Gabriel’s experience in the Dead is all about first him lacking passion and then later recognizing that absence in a very personal, painful way. From his initial conversation with Miss Ivors it’s clear Gabriel is a pretty ritualized person. He’s more interested in cycling around Europe than visiting his own country, because well that’s what he’s done for years. He seems totally involved in the Irish cultural movement, that was consuming Irish intellectuals at the time.
Later on he clings to his memories and desire for his wife as proof that he isn’t a stodgy stuck in his ways middle aged man. I think what touches him and saddens him is his feeling that Michael Furey actions and Gretta’s response to that song indicate they feel a level of passion he never attained. It reminded me of Where Angels Fear to Tread when Philip talks about how people fall in love and have feelings but he’s never in that room or part of those feelings. (I’m paraphrasing obviously). He also recognizes that even in death Michael Furey draws a more passionate response than his do….
As to Gretta I have no doubt whatsoever that she loves Gabriel. At the beginning of the evening, she is teasing him in the way long married couples will. Later on she clearly helps out as one of the family and never gives any hint she’d have it otherwise. I think the impact of the song, the memory and the weather bring on a very emotional response. I didn’t take that to infer she didn’t care for Gabriel or didn’t love him.
That said I’m not entirely certain the Dead makes passion appear any better of a choice. Passion drove Michael Furey to an early end. It causes Miss Ivors to be pointedly rude. Gabriel’s brief inflammation with passion leads to pain on his part. The memory of her youthful passion causes Gretta to sob herself to sleep.
I've had Ulysses on the brain for a bit as a book I have to read and now I do feel like it is absolutely going on my 2021 reading challenge,



While I like a lot of DES' work I think she has a habit of writing some characters as perfectly good and then setting the other character up as the opposite. It doesn't work for me as a reader but I can imagine the readers of her era probably adored it.
Abigail-regarding Philip I just read Elizabeth Taylor's In a Summer Season and she has a similar scenario where a wife and mother dies young. And the husband goes off one place for a long visit, and the daughter goes another. And the daughter comes back different. It was like it never occurred to the author that the idea of shipping a young teenage girl off right after she lost her mother was in any way odd. The entire concept boggles my mind.

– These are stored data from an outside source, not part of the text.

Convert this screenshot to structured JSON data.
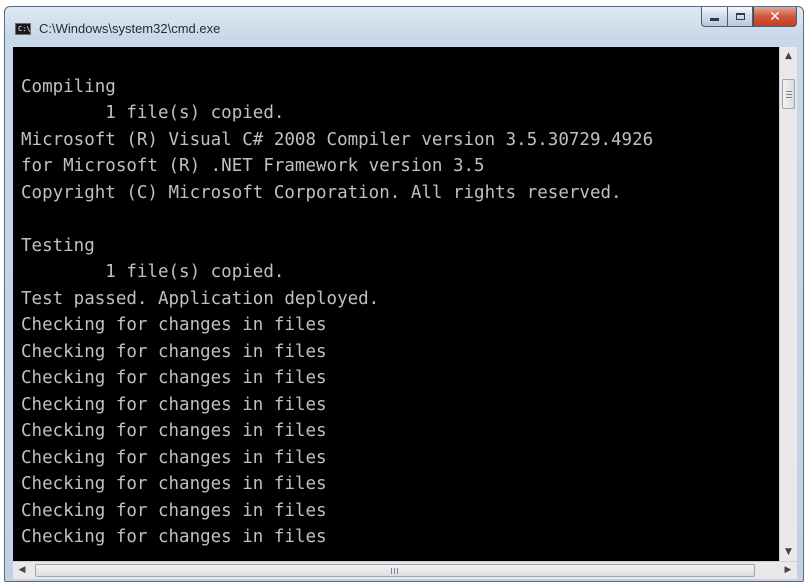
{
  "window": {
    "title": "C:\\Windows\\system32\\cmd.exe",
    "icon": "cmd-icon",
    "icon_text": "C:\\",
    "controls": {
      "minimize": "minimize-icon",
      "maximize": "maximize-icon",
      "close": "close-icon",
      "close_glyph": "✕"
    }
  },
  "console": {
    "background": "#000000",
    "text_color": "#c0c0c0",
    "lines": [
      "",
      "Compiling",
      "        1 file(s) copied.",
      "Microsoft (R) Visual C# 2008 Compiler version 3.5.30729.4926",
      "for Microsoft (R) .NET Framework version 3.5",
      "Copyright (C) Microsoft Corporation. All rights reserved.",
      "",
      "Testing",
      "        1 file(s) copied.",
      "Test passed. Application deployed.",
      "Checking for changes in files",
      "Checking for changes in files",
      "Checking for changes in files",
      "Checking for changes in files",
      "Checking for changes in files",
      "Checking for changes in files",
      "Checking for changes in files",
      "Checking for changes in files",
      "Checking for changes in files"
    ]
  },
  "scrollbars": {
    "up_arrow": "▲",
    "down_arrow": "▼",
    "left_arrow": "◀",
    "right_arrow": "▶"
  }
}
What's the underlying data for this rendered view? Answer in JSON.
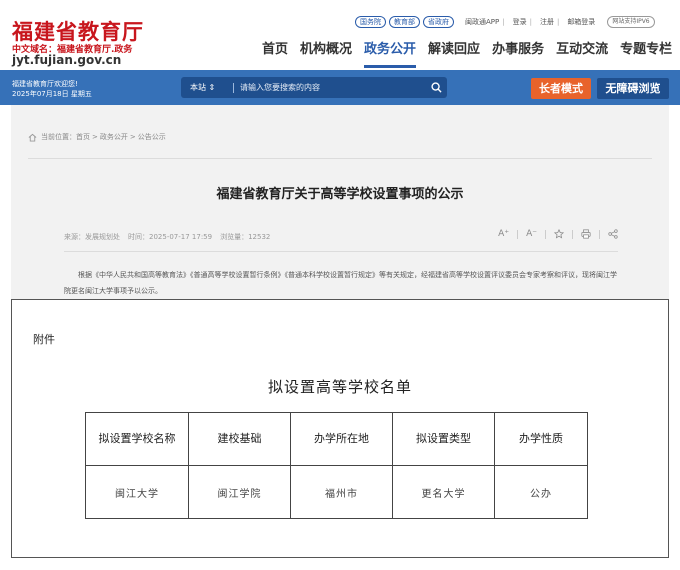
{
  "header": {
    "logo_title": "福建省教育厅",
    "logo_cn_domain": "中文域名：福建省教育厅.政务",
    "logo_domain": "jyt.fujian.gov.cn",
    "gov_links": [
      "国务院",
      "教育部",
      "省政府"
    ],
    "util_links": [
      "闽政通APP",
      "登录",
      "注册",
      "邮箱登录"
    ],
    "ipv6_badge": "网站支持IPV6",
    "nav": [
      {
        "label": "首页",
        "active": false
      },
      {
        "label": "机构概况",
        "active": false
      },
      {
        "label": "政务公开",
        "active": true
      },
      {
        "label": "解读回应",
        "active": false
      },
      {
        "label": "办事服务",
        "active": false
      },
      {
        "label": "互动交流",
        "active": false
      },
      {
        "label": "专题专栏",
        "active": false
      }
    ]
  },
  "bluebar": {
    "welcome": "福建省教育厅欢迎您!",
    "date": "2025年07月18日 星期五",
    "search_scope": "本站",
    "search_placeholder": "请输入您要搜索的内容",
    "elder_mode": "长者模式",
    "accessible": "无障碍浏览"
  },
  "article": {
    "breadcrumb_label": "当前位置：",
    "breadcrumb": [
      "首页",
      "政务公开",
      "公告公示"
    ],
    "title": "福建省教育厅关于高等学校设置事项的公示",
    "source": "来源：发展规划处",
    "time": "时间：2025-07-17 17:59",
    "views": "浏览量：12532",
    "tools": [
      "A⁺",
      "A⁻"
    ],
    "body": "根据《中华人民共和国高等教育法》《普通高等学校设置暂行条例》《普通本科学校设置暂行规定》等有关规定，经福建省高等学校设置评议委员会专家考察和评议，现将闽江学院更名闽江大学事项予以公示。"
  },
  "attachment": {
    "label": "附件",
    "list_title": "拟设置高等学校名单",
    "columns": [
      "拟设置学校名称",
      "建校基础",
      "办学所在地",
      "拟设置类型",
      "办学性质"
    ],
    "rows": [
      [
        "闽江大学",
        "闽江学院",
        "福州市",
        "更名大学",
        "公办"
      ]
    ]
  },
  "colors": {
    "brand_red": "#c8161d",
    "nav_blue": "#2a5caa",
    "bar_blue": "#3671b8",
    "elder_orange": "#e8632b"
  }
}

As late as what 1981 the press and public swooned over Diana Spencer marrying a mid-30's bachelor who'd dated a string of girls. Even in that era very few upper class British girls went to university. The expectation was they'd marry and then they were their husband's responsibility.
And certainly before WWII, British girls were expected to marry very early. For that period, Caroline and Arnold's relationship was probably the norm rather than the exception. They met, spent a brief time together, then he went to speak to the parents. Hardly romantic but typical.
I tend to think to Arnold may have had some mental problems. Caroline seems to present him as a just a bit of a grump, but from Harriet's comments it seems far worse. And I can imagine if he did having a relentlessly cheerful wife probably did him absolutely no favors. I think it was one of those marriages where both parties needed someone totally different-but divorce would have been unthinkable in that era.
Caroline is lovely but I'm not sold she's the maternal sort at all. She seems clueless what to do with her daughters. I think that too happens. A woman is perfectly maternal and lovely to the people around her like comfort and the community but seems clueless about what's going on at home.

Shoulder the Sky is also titled Winter and Rough Weather. I read it in May and it was really great.

I'm also cool with reading any Godden.
In terms of suggestions in the fall I was hoping we'd read another Helen Macinnes. I think we've read one two years in a row and I always enjoy Macinnes
Karlyne-I've also added Mastering the Art of Soviet Cooking to my endless TBR pile. It sounds fascinating.